Rab Noakes, Welcome To Anniversaryville. Album Review.

Liverpool Sound and Vision Rating 8.5/10

Any anniversary reached is worth commemorating, however there is something inspiring about reaching 50 years of artistic endeavour, of finding that what you may have first laid down in the heat of a moment’s love, regret, resentment or happiness, is what has driven you onwards ever since; that first scribbled line as you declared your feelings towards a person or the wrath of government, that is the flourish in which you always try to capture and see as a daily, monthly or yearly Welcome to Anniversaryville.

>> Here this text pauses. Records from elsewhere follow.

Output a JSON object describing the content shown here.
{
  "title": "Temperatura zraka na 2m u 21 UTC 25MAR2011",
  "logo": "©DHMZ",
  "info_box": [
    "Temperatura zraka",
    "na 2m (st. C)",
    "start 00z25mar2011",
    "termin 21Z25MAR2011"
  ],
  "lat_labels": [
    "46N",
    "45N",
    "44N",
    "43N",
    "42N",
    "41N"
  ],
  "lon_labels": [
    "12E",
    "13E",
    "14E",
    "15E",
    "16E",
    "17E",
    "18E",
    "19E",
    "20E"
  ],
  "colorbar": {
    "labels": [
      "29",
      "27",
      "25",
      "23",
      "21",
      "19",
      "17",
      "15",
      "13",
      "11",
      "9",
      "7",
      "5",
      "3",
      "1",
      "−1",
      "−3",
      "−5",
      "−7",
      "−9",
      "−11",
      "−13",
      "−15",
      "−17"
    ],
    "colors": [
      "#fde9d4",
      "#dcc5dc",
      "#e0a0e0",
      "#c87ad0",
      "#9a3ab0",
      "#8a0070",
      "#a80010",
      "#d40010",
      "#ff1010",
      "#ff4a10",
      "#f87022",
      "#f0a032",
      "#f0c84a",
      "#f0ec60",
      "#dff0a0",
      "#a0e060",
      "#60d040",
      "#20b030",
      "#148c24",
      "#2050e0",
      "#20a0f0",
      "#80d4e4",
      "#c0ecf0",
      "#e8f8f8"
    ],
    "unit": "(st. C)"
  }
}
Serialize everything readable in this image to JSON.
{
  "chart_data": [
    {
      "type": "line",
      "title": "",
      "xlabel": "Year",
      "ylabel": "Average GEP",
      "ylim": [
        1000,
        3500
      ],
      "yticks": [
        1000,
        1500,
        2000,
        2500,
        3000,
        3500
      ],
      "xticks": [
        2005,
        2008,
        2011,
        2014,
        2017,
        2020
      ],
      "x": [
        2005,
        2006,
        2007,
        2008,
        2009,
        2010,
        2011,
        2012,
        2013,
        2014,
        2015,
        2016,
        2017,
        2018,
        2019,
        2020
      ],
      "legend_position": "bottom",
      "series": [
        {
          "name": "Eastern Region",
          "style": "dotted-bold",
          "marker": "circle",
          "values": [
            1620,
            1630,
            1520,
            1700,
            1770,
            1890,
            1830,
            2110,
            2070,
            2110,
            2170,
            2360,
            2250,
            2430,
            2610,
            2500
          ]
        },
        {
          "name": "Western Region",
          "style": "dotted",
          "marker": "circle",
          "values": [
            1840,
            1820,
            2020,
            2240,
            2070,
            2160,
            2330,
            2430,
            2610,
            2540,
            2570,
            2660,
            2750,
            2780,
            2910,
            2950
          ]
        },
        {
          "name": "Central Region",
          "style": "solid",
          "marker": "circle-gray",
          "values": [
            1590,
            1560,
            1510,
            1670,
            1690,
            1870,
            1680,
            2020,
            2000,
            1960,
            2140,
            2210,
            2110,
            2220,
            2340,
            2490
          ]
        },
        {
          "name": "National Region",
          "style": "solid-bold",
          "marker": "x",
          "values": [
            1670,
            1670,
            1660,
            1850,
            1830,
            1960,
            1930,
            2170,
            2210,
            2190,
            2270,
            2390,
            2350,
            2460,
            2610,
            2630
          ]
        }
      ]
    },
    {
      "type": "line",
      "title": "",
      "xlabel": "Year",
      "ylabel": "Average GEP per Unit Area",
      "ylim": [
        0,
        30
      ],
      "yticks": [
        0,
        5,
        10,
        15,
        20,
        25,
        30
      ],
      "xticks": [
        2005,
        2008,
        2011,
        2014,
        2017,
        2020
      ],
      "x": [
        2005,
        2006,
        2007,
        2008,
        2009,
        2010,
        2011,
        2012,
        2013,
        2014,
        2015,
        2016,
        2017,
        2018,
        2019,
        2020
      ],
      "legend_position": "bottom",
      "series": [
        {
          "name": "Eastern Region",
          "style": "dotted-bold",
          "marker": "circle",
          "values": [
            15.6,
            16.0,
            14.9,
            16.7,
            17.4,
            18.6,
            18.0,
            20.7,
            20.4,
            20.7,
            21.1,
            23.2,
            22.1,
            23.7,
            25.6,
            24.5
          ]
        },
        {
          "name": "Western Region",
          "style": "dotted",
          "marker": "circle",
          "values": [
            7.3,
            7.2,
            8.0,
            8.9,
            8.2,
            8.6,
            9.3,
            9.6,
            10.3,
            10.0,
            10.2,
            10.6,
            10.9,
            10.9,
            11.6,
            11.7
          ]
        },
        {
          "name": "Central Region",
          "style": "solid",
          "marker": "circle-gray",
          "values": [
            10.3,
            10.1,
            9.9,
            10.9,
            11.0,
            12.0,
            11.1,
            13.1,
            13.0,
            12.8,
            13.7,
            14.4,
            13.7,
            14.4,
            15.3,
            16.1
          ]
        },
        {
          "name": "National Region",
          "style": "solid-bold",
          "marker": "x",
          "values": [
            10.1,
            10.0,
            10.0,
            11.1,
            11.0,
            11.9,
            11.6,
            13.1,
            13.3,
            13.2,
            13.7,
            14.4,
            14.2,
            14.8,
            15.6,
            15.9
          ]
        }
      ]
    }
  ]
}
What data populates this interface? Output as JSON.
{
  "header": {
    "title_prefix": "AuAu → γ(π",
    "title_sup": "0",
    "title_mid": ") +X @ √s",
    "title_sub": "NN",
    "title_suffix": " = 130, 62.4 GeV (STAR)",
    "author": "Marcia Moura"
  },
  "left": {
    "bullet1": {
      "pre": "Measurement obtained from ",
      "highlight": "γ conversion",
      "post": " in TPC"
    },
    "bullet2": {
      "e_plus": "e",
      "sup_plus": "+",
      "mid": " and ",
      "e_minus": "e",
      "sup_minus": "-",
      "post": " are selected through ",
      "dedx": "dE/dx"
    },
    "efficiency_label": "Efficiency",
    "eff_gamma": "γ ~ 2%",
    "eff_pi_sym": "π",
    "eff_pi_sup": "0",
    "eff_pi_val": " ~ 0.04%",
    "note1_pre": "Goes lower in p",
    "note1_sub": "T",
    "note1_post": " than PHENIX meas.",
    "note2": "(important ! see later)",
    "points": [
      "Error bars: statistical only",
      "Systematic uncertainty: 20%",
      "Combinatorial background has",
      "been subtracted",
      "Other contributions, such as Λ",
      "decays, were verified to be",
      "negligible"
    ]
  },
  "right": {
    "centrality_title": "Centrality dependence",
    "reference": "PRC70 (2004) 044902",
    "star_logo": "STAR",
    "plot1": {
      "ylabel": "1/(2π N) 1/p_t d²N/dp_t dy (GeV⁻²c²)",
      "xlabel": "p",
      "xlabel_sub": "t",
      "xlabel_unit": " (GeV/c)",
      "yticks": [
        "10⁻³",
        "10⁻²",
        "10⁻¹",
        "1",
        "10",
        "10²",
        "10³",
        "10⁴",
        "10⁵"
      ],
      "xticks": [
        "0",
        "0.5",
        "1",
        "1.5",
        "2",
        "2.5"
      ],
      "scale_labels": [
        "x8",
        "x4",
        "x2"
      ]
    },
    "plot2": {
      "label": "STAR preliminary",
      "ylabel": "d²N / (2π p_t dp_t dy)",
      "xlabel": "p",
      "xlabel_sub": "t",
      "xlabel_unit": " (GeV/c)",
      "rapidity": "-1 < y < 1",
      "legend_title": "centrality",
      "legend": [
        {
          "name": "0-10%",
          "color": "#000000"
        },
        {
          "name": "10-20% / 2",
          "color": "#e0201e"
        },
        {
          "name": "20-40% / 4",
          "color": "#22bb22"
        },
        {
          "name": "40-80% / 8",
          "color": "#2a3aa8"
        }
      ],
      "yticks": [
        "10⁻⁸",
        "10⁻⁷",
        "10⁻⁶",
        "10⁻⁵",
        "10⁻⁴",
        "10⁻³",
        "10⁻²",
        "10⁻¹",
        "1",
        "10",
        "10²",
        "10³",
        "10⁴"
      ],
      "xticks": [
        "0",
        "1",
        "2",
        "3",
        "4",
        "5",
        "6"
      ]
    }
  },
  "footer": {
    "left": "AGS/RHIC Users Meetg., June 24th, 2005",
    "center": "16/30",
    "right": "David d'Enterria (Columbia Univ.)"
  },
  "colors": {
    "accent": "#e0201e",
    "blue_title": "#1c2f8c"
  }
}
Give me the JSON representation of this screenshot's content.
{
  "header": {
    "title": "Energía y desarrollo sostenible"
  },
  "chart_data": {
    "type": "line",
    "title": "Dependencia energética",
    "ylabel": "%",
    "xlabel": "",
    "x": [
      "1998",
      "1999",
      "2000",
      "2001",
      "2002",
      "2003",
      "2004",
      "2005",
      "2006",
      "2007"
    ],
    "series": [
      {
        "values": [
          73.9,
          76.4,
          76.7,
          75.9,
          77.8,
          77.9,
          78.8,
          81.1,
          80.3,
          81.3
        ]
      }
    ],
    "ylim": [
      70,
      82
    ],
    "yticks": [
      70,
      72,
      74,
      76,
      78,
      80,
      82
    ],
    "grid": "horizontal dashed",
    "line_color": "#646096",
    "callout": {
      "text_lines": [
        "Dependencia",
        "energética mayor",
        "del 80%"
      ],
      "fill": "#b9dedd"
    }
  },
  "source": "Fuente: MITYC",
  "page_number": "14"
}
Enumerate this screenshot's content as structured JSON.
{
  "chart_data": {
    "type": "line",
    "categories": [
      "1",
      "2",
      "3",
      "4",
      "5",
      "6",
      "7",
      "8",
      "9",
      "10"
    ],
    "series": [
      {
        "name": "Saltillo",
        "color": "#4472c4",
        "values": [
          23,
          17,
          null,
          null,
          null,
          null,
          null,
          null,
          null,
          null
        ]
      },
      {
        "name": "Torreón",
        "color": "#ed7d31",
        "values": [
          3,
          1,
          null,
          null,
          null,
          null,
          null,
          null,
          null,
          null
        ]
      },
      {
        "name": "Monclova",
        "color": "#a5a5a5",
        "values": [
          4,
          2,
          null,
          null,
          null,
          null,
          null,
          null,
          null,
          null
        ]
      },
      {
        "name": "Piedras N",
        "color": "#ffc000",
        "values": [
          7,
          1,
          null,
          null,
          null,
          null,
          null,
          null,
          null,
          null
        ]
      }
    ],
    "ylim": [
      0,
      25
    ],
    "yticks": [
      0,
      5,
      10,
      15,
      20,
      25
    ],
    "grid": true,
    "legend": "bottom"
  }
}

Rab Noakes is erudite and polished enough to understand that just because a song is written in the present day, it doesn’t mean that it harnesses the same energy as what went before, and the truth of that is across all art, or even in the day to day living. It is an argument that keeps cropping up but one that is forgiven when you can combine your running order to the point where Time does not matter, where the only conversation to be had is just how good the music actually is, not where in time it came from.

It is in the sequence of events that the music stands out and in which the artist plays the tune, hand wrestling Time for a while and coming out with a sizeable draw every now and then. The sense of both care and duty is there to be seen in this album, Time letting its grip surprisingly slip for a moment as songs such as Let The Show Begin, Together Forever, Just One Look, Long Black Veil, Tramps and Immigrants medley/Tramps and Hawkers/I Pity The Poor Immigrant, A Voice Over My Shoulder and the beauty of Tennessee Waltz fill the unnatural void of silence that can arise when we look to music as a transient beast, one with a life expectancy of a year, six months or the one hot wonder.

There is nothing to be gained from the ephemeral, just the half-forgotten memory of the whisper in the wind that soon dies down and becomes fragments of glass on the floor; all that is needed is the sense of permanent and Rab Noakes’ Welcome to Anniversaryville achieves that in spades.

Rab Noakes releases Welcome to Anniversaryville on Friday 13th July 2018.